Health and labor organizations have increasingly identified work-related stress as a “modern epidemic” with highly detrimental effects on the health and productivity of workers. The definition of work stress, however, remains contested, and there are huge financial and political stakes involved in codifying work stress as an official category of occupational hazard. Taking urban transportation work as a case study, this dissertation examines how understandings of work stress as an industrial hazard are produced, institutionalized and contested.

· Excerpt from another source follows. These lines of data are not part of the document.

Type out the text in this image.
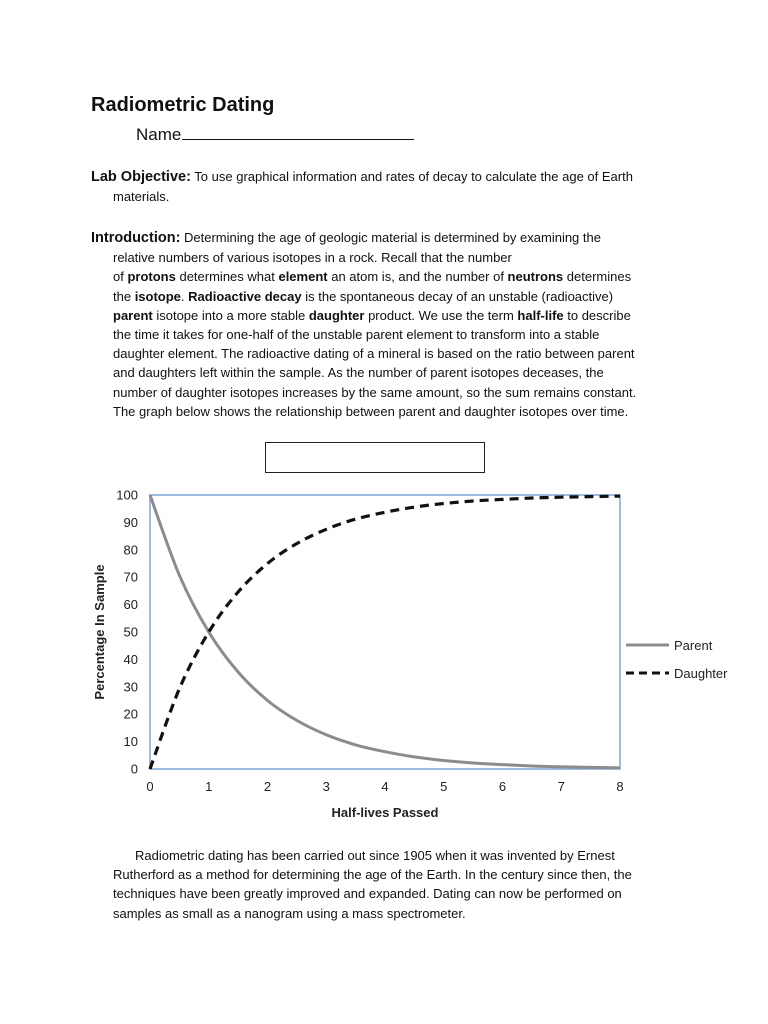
Radiometric Dating
Name
Lab Objective: To use graphical information and rates of decay to calculate the age of Earth
materials.
Introduction: Determining the age of geologic material is determined by examining the
relative numbers of various isotopes in a rock. Recall that the number
of protons determines what element an atom is, and the number of neutrons determines
the isotope. Radioactive decay is the spontaneous decay of an unstable (radioactive)
parent isotope into a more stable daughter product. We use the term half-life to describe
the time it takes for one-half of the unstable parent element to transform into a stable
daughter element. The radioactive dating of a mineral is based on the ratio between parent
and daughters left within the sample. As the number of parent isotopes deceases, the
number of daughter isotopes increases by the same amount, so the sum remains constant.
The graph below shows the relationship between parent and daughter isotopes over time.
0
10
20
30
40
50
60
70
80
90
100
0	1	2	3	4	5	6	7	8
Half-lives Passed
Percentage In Sample	Parent
Daughter
Radiometric dating has been carried out since 1905 when it was invented by Ernest
Rutherford as a method for determining the age of the Earth. In the century since then, the
techniques have been greatly improved and expanded. Dating can now be performed on
samples as small as a nanogram using a mass spectrometer.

Transportation workers are one of the most studied categories of worker within the field of stress sciences, and this research has shown transit workers to be among sickest workers of any occupation, particularly in regard to chronic, stress-related diseases. This dissertation project approaches transit work as a uniquely powerful site for studying the broader mechanisms underlying the social and material determinants of chronic disease, and as a point of departure for explorations into the politics of work, the sciences of stress, and state and legal frameworks for regulating injury and disease.

Using ethnographic methods, this project documents workers’ understanding and experiences of stress, how biomedical scientists recognize (and disregard) the harms of work, and how political and economic interests shape everyday and medical understandings of health and wellbeing for workers. My analyses reveal how the bodily impacts of working conditions—as well as the biomedical recognition of work-related harms—are shaped by race, class and a broader reorganization of work in the United States.